An hour and 46 minutes later - I pass the finish line. A clear seven minutes faster than last year - my knee still carrying me, and really, not breathless - breathing hard and steady, but no breathless.

Nothing in my life gives me more joy, more pride, more self-esteem than running. I know Trin and I ran at around a pace of 7.20 per kilometre - it's fine. I'm not a fast runner. I'm slowly getting faster, but I am not fast. I never will be. But I'm consistent. And strong. And determined. And able. Words I'd never use to describe myself until I found running.

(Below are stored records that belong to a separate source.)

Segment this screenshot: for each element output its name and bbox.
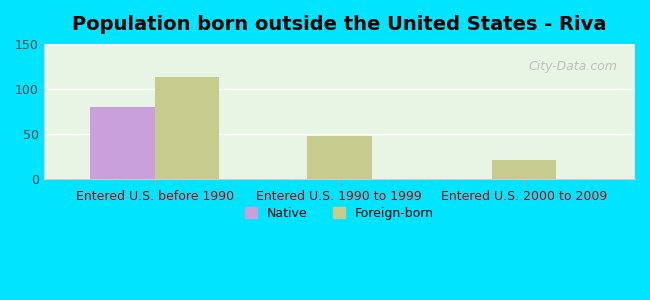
Text: City-Data.com: City-Data.com [528,60,618,73]
Legend: Native, Foreign-born: Native, Foreign-born [240,202,439,225]
Bar [90,107,155,179]
Bar [307,136,372,179]
Bar [155,77,219,179]
Bar [492,160,556,179]
Title: Population born outside the United States - Riva: Population born outside the United State… [72,15,606,34]
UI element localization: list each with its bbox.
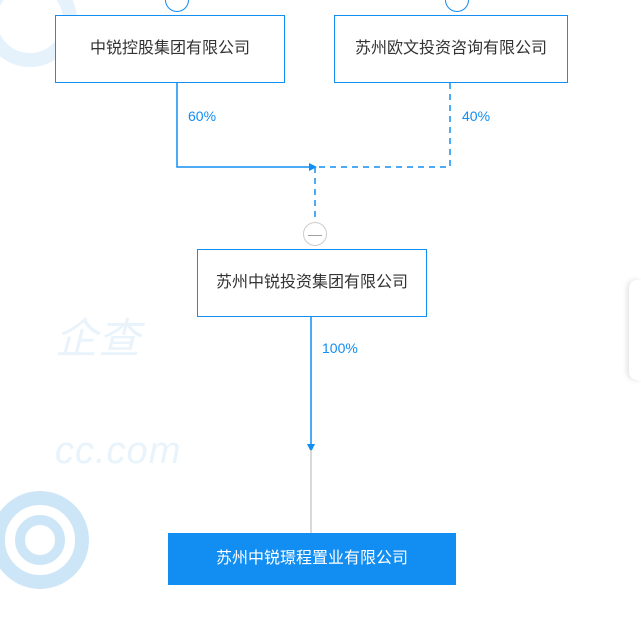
company-node-n2[interactable]: 苏州欧文投资咨询有限公司: [334, 15, 568, 83]
watermark-logo-bottom: [0, 480, 130, 620]
circle-node-mid_circle[interactable]: —: [303, 222, 327, 246]
watermark-text-1: 企查: [55, 305, 141, 366]
ownership-pct-label: 60%: [188, 108, 216, 124]
company-node-label: 苏州中锐投资集团有限公司: [216, 271, 408, 295]
circle-node-top_circle_left[interactable]: [165, 0, 189, 12]
circle-node-top_circle_right[interactable]: [445, 0, 469, 12]
company-node-label: 苏州欧文投资咨询有限公司: [355, 37, 547, 61]
edge-e_n1_join: [177, 83, 315, 167]
company-node-n3[interactable]: 苏州中锐投资集团有限公司: [197, 249, 427, 317]
ownership-pct-label: 40%: [462, 108, 490, 124]
edge-e_n2_join: [316, 83, 450, 167]
diagram-canvas: 企查 cc.com 中锐控股集团有限公司 苏州欧文投资咨询有限公司 — 苏州中锐投资集…: [0, 0, 641, 598]
side-expand-tab[interactable]: [629, 280, 641, 380]
watermark-text-2: cc.com: [55, 430, 181, 473]
company-node-label: 中锐控股集团有限公司: [90, 37, 250, 61]
company-node-n4[interactable]: 苏州中锐璟程置业有限公司: [168, 533, 456, 585]
circle-node-label: —: [308, 227, 322, 241]
ownership-pct-label: 100%: [322, 340, 358, 356]
company-node-n1[interactable]: 中锐控股集团有限公司: [55, 15, 285, 83]
company-node-label: 苏州中锐璟程置业有限公司: [216, 547, 408, 571]
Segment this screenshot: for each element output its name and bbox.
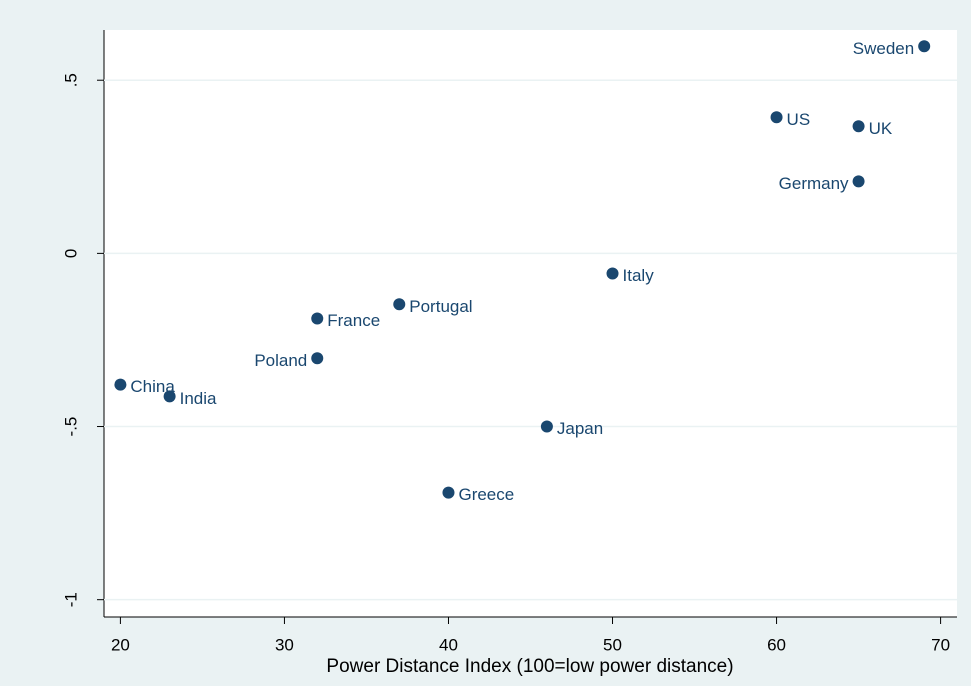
point bbox=[114, 378, 127, 391]
point-label: Italy bbox=[623, 266, 655, 285]
x-tick-label: 40 bbox=[439, 635, 458, 654]
y-tick-label: -.5 bbox=[61, 417, 80, 437]
point bbox=[442, 486, 455, 499]
point-label: India bbox=[180, 389, 217, 408]
point bbox=[163, 390, 176, 403]
point bbox=[852, 175, 865, 188]
point bbox=[918, 40, 931, 53]
point bbox=[311, 352, 324, 365]
x-tick-label: 20 bbox=[111, 635, 130, 654]
y-tick-label: -1 bbox=[61, 592, 80, 607]
x-tick-label: 50 bbox=[603, 635, 622, 654]
point-label: Portugal bbox=[409, 297, 472, 316]
point-label: France bbox=[327, 311, 380, 330]
point-label: US bbox=[787, 110, 811, 129]
point-label: Greece bbox=[458, 485, 514, 504]
x-tick-label: 30 bbox=[275, 635, 294, 654]
plot-area bbox=[104, 30, 957, 617]
y-tick-label: .5 bbox=[61, 73, 80, 87]
point-label: UK bbox=[869, 119, 893, 138]
point-label: Sweden bbox=[853, 39, 914, 58]
point-label: China bbox=[130, 377, 175, 396]
point bbox=[770, 111, 783, 124]
point-label: Japan bbox=[557, 419, 603, 438]
y-tick-label: 0 bbox=[61, 249, 80, 258]
point bbox=[311, 312, 324, 325]
x-tick-label: 70 bbox=[931, 635, 950, 654]
point bbox=[606, 267, 619, 280]
x-axis-title: Power Distance Index (100=low power dist… bbox=[326, 656, 733, 677]
point bbox=[393, 298, 406, 311]
point-label: Poland bbox=[254, 351, 307, 370]
point bbox=[540, 420, 553, 433]
x-tick-label: 60 bbox=[767, 635, 786, 654]
point bbox=[852, 120, 865, 133]
point-label: Germany bbox=[779, 174, 849, 193]
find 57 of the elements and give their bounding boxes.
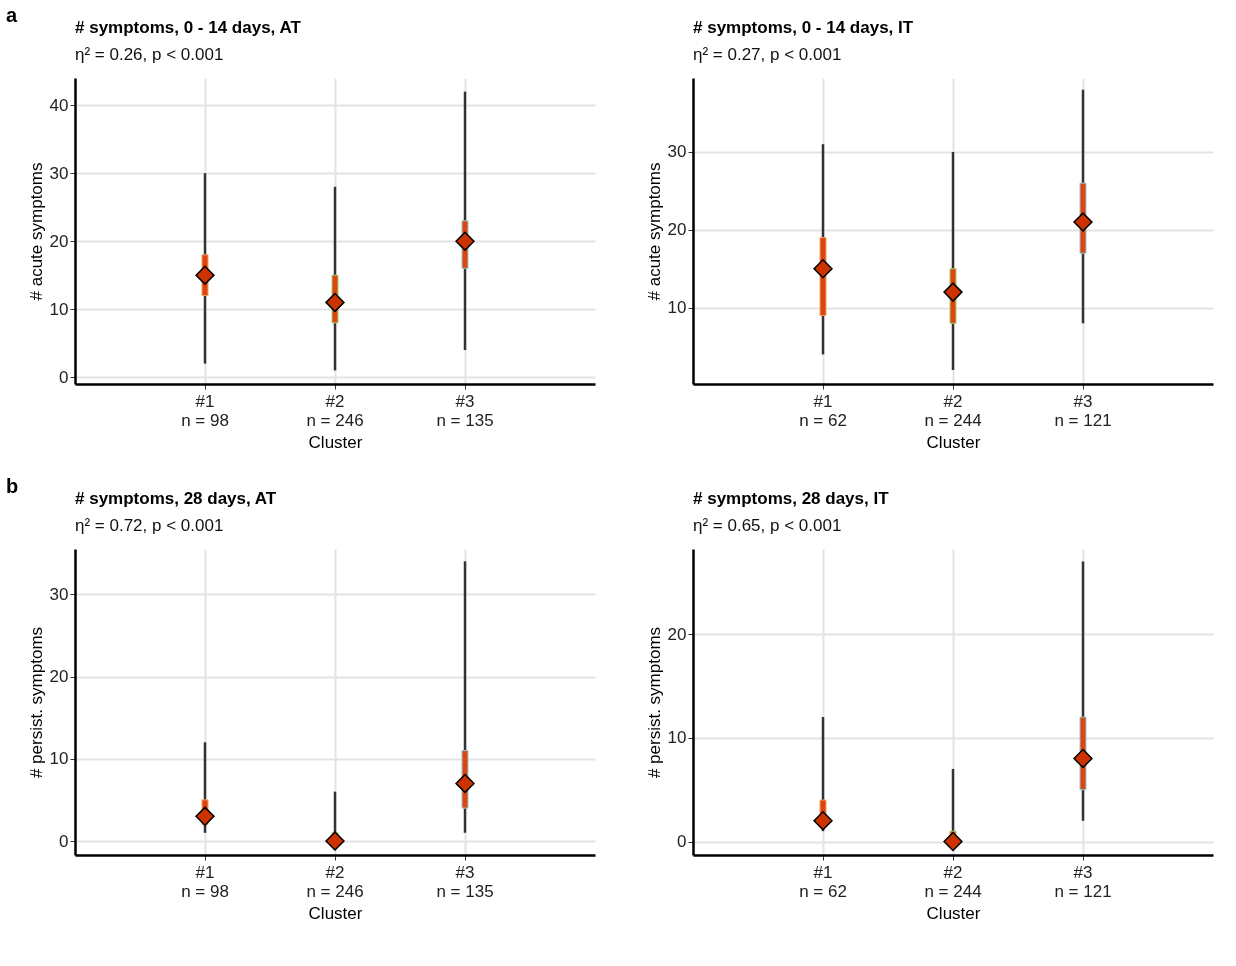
y-axis-title: # acute symptoms <box>644 162 664 301</box>
x-axis-title: Cluster <box>308 903 363 923</box>
chart-title: # symptoms, 0 - 14 days, IT <box>693 18 914 37</box>
x-tick-label: #2 n = 244 <box>924 862 982 901</box>
x-axis-title: Cluster <box>926 903 981 923</box>
point <box>943 282 963 302</box>
text: a <box>6 4 18 27</box>
point <box>195 265 215 285</box>
point <box>813 811 833 831</box>
chart-title: # symptoms, 0 - 14 days, AT <box>75 18 302 37</box>
x-tick-label: #2 n = 246 <box>306 862 364 901</box>
x-tick-label: #1 n = 62 <box>799 862 847 901</box>
y-tick-label: 20 <box>667 624 687 644</box>
x-tick-label: #2 n = 246 <box>306 391 364 430</box>
y-tick-label: 40 <box>49 95 69 115</box>
y-tick-label: 20 <box>49 667 69 686</box>
y-tick-label: 0 <box>59 367 69 387</box>
y-tick-label: 10 <box>49 749 69 769</box>
y-axis-title: # acute symptoms <box>26 162 46 301</box>
chart-subtitle: η² = 0.26, p < 0.001 <box>75 45 224 64</box>
y-tick-label: 30 <box>667 142 687 162</box>
text: b <box>6 475 19 498</box>
y-tick-label: 30 <box>49 584 69 604</box>
point <box>943 831 963 852</box>
point <box>195 806 215 827</box>
x-tick-label: #2 n = 244 <box>924 391 982 430</box>
chart-subtitle: η² = 0.65, p < 0.001 <box>693 516 842 535</box>
point <box>1073 748 1093 769</box>
point <box>455 773 475 794</box>
x-tick-label: #3 n = 121 <box>1054 391 1112 430</box>
y-tick-label: 20 <box>667 220 687 240</box>
point <box>325 831 345 851</box>
point <box>813 259 833 279</box>
chart-title: # symptoms, 28 days, AT <box>75 489 277 508</box>
y-tick-label: 10 <box>667 728 687 748</box>
chart-subtitle: η² = 0.27, p < 0.001 <box>693 45 842 64</box>
x-tick-label: #1 n = 98 <box>181 391 229 430</box>
y-axis-title: # persist. symptoms <box>26 626 46 779</box>
y-tick-label: 30 <box>49 163 69 183</box>
chart-subtitle: η² = 0.72, p < 0.001 <box>75 516 224 535</box>
point <box>455 231 475 251</box>
x-tick-label: #1 n = 98 <box>181 862 229 901</box>
x-axis-title: Cluster <box>308 432 363 452</box>
y-axis-title: # persist. symptoms <box>644 626 664 779</box>
y-tick-label: 0 <box>59 831 69 851</box>
y-tick-label: 20 <box>49 231 69 251</box>
y-tick-label: 10 <box>49 299 69 319</box>
point <box>325 292 345 313</box>
x-tick-label: #3 n = 135 <box>436 391 494 430</box>
chart-title: # symptoms, 28 days, IT <box>693 489 890 508</box>
x-axis-title: Cluster <box>926 432 981 452</box>
x-tick-label: #1 n = 62 <box>799 391 847 430</box>
point <box>1073 212 1093 232</box>
y-tick-label: 0 <box>677 832 687 852</box>
x-tick-label: #3 n = 121 <box>1054 862 1112 901</box>
y-tick-label: 10 <box>667 298 687 318</box>
x-tick-label: #3 n = 135 <box>436 862 494 901</box>
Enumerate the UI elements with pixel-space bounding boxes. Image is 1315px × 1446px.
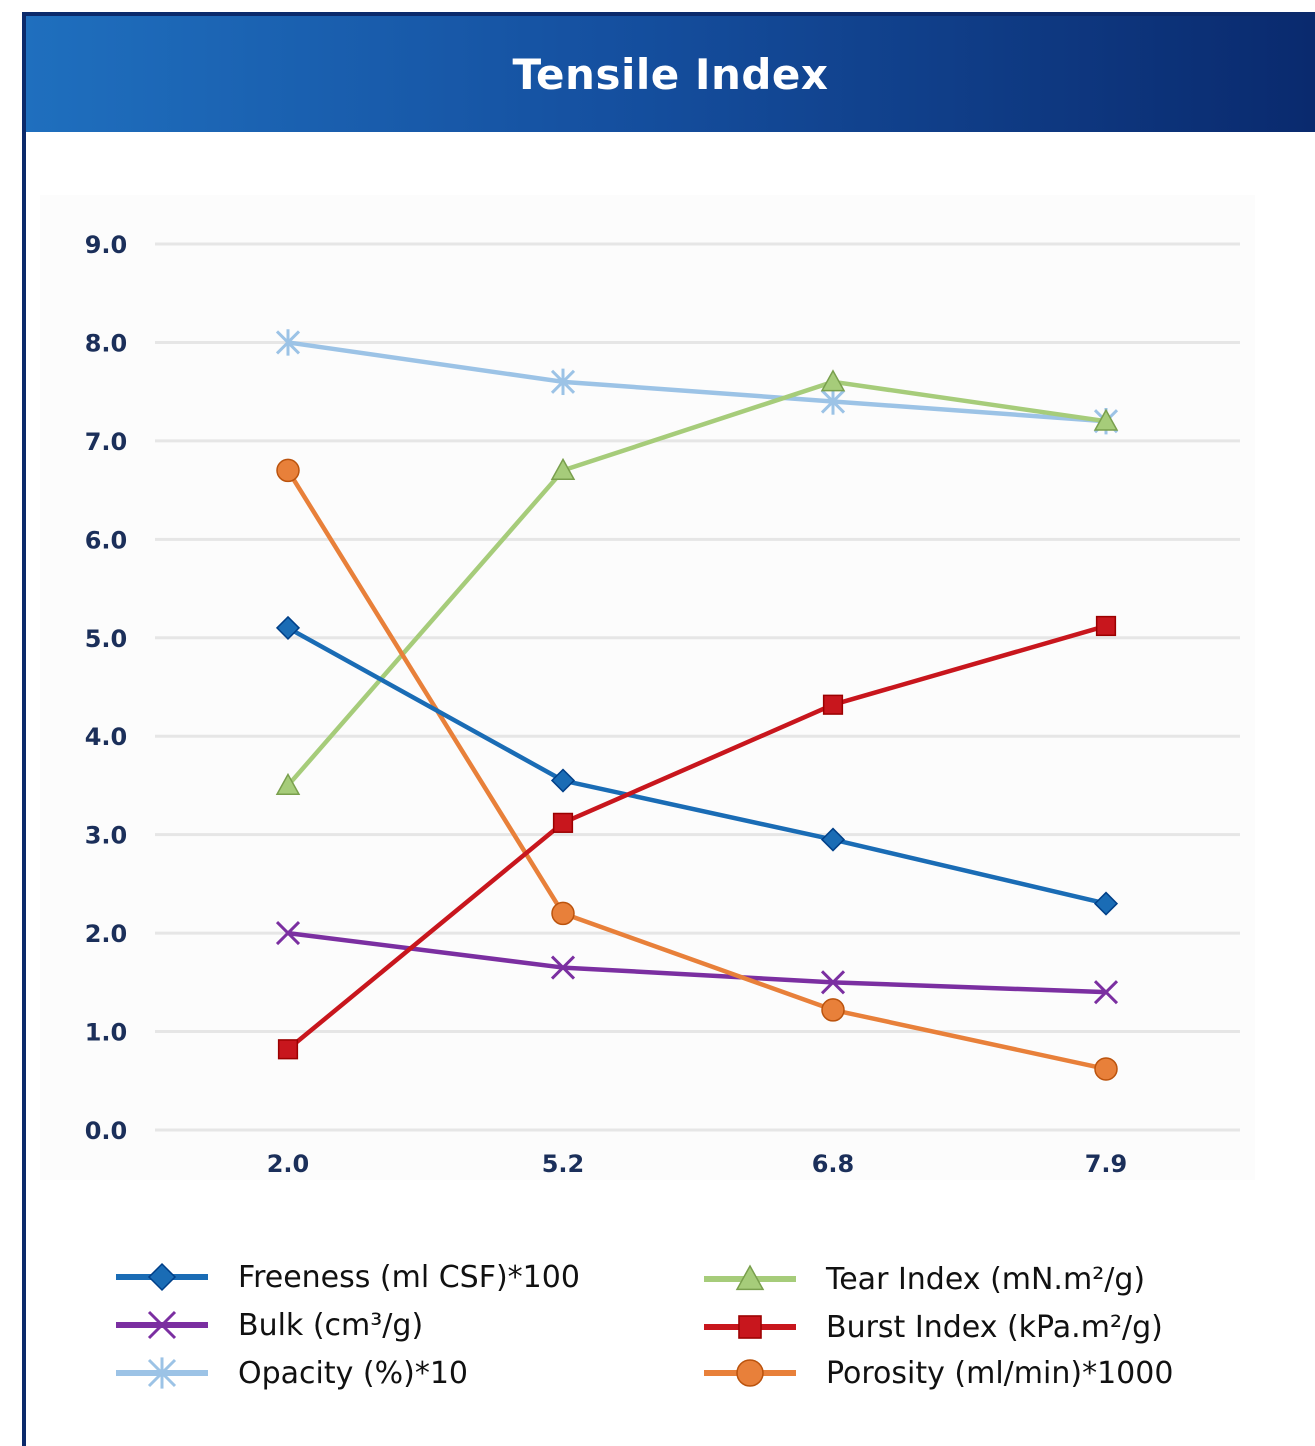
series-line [285, 340, 1109, 424]
legend-swatch [704, 1264, 796, 1291]
grid-lines [155, 242, 1240, 1132]
x-tick-label: 5.2 [542, 1150, 585, 1178]
asterisk-marker [550, 368, 576, 396]
legend-item: Freeness (ml CSF)*100 [114, 1254, 580, 1300]
x-marker [147, 1310, 177, 1340]
diamond-marker [147, 1262, 177, 1292]
triangle-marker [820, 369, 846, 392]
square-marker [822, 694, 844, 715]
series-diamond [275, 615, 1119, 916]
x-marker [820, 970, 846, 995]
asterisk-marker [275, 329, 301, 356]
series-circle [276, 458, 1118, 1081]
series-x [275, 921, 1119, 1005]
x-axis-ticks: 2.0 5.2 6.8 7.9 [267, 1150, 1128, 1178]
asterisk-marker [820, 388, 846, 415]
legend-swatch [704, 1359, 796, 1387]
asterisk-marker [147, 1357, 177, 1389]
circle-marker [276, 458, 300, 483]
legend-item: Bulk (cm³/g) [114, 1302, 423, 1348]
triangle-marker [550, 457, 576, 480]
legend-label: Bulk (cm³/g) [238, 1307, 424, 1343]
legend-swatch [116, 1357, 208, 1389]
chart-legend: Freeness (ml CSF)*100 Bulk (cm³/g) Opacity… [90, 1250, 1240, 1400]
x-stroke [275, 921, 301, 946]
legend-label: Tear Index (mN.m²/g) [826, 1261, 1146, 1297]
legend-label: Porosity (ml/min)*1000 [826, 1355, 1174, 1391]
circle-marker [736, 1359, 764, 1387]
legend-label: Opacity (%)*10 [238, 1355, 469, 1391]
series-line [285, 623, 1109, 1052]
y-tick-label: 8.0 [85, 329, 128, 357]
legend-label: Freeness (ml CSF)*100 [238, 1259, 580, 1295]
x-stroke [1093, 980, 1119, 1005]
legend-item: Opacity (%)*10 [114, 1350, 468, 1396]
diamond-marker [1093, 891, 1119, 916]
square-marker [1095, 615, 1117, 637]
series-line [285, 625, 1109, 906]
square-marker [738, 1315, 762, 1339]
circle-marker [1094, 1057, 1118, 1081]
y-tick-label: 0.0 [85, 1117, 128, 1145]
diamond-marker [820, 827, 846, 852]
y-tick-label: 2.0 [85, 920, 128, 948]
y-axis-ticks: 0.0 1.0 2.0 3.0 4.0 5.0 6.0 7.0 8.0 9.0 [85, 231, 128, 1145]
legend-item: Tear Index (mN.m²/g) [702, 1256, 1145, 1302]
series-line [285, 468, 1109, 1072]
x-stroke [550, 955, 576, 980]
x-marker [550, 955, 576, 980]
x-marker [1093, 980, 1119, 1005]
plot-area [40, 195, 1255, 1180]
legend-item: Porosity (ml/min)*1000 [702, 1350, 1173, 1396]
x-stroke [820, 970, 846, 995]
x-tick-label: 7.9 [1085, 1150, 1128, 1178]
y-tick-label: 1.0 [85, 1019, 128, 1047]
y-tick-label: 3.0 [85, 822, 128, 850]
series-asterisk [275, 329, 1119, 435]
series-triangle [275, 369, 1119, 795]
diamond-marker [275, 615, 301, 640]
square-marker [552, 812, 574, 833]
series-line [285, 930, 1109, 995]
y-tick-label: 6.0 [85, 526, 128, 554]
x-stroke [147, 1310, 177, 1340]
legend-label: Burst Index (kPa.m²/g) [826, 1309, 1163, 1345]
circle-marker [551, 901, 575, 926]
series-square [277, 615, 1117, 1060]
circle-marker [821, 998, 845, 1022]
triangle-marker [735, 1264, 765, 1291]
y-tick-label: 7.0 [85, 428, 128, 456]
y-tick-label: 5.0 [85, 625, 128, 653]
chart-title: Tensile Index [512, 49, 829, 99]
legend-swatch [704, 1315, 796, 1339]
y-tick-label: 9.0 [85, 231, 128, 259]
series-line [285, 379, 1109, 788]
chart-header: Tensile Index [26, 16, 1315, 132]
series-lines [275, 329, 1119, 1081]
x-marker [275, 921, 301, 946]
x-tick-label: 2.0 [267, 1150, 310, 1178]
legend-item: Burst Index (kPa.m²/g) [702, 1304, 1163, 1350]
square-marker [277, 1039, 299, 1060]
triangle-marker [1093, 408, 1119, 431]
diamond-marker [550, 768, 576, 793]
x-tick-label: 6.8 [812, 1150, 855, 1178]
legend-swatch [116, 1262, 208, 1292]
triangle-marker [275, 772, 301, 795]
y-tick-label: 4.0 [85, 723, 128, 751]
legend-swatch [116, 1310, 208, 1340]
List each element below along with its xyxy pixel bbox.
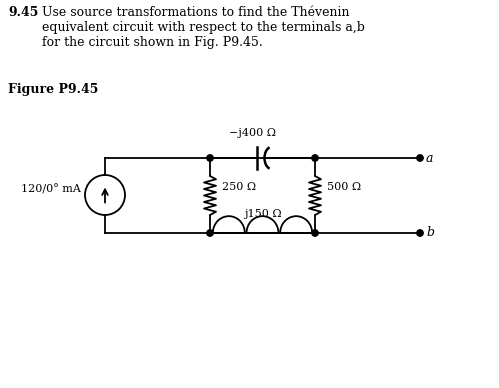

However, I am a runner. Long may I remain one. The road is my church. My shoes and heart rate monitor my bible. The others who run with me, in front of me, behind me and most importantly next to me, a part of my brethren. How cool is that!

I am one of those mad people who pounds the pavements, gets sweaty, trundles along looking concerned and joyous all at once.

I am at my very happiest when I'm running.

What more can you ask for from a religion?


(p.s. The Catholic patron saint of running is Saint Sebastian - a pretty youth, shot full of arrow, looking skyward thinking, "What the hell am I doing?")


The Plastic Mancunian said...

Hi Pand,

Presumably St Sebastian made the mistake of running during an archery contest.




The Elephant's Child said...

Inspiring. Thank you. Soooo glad the knee held up.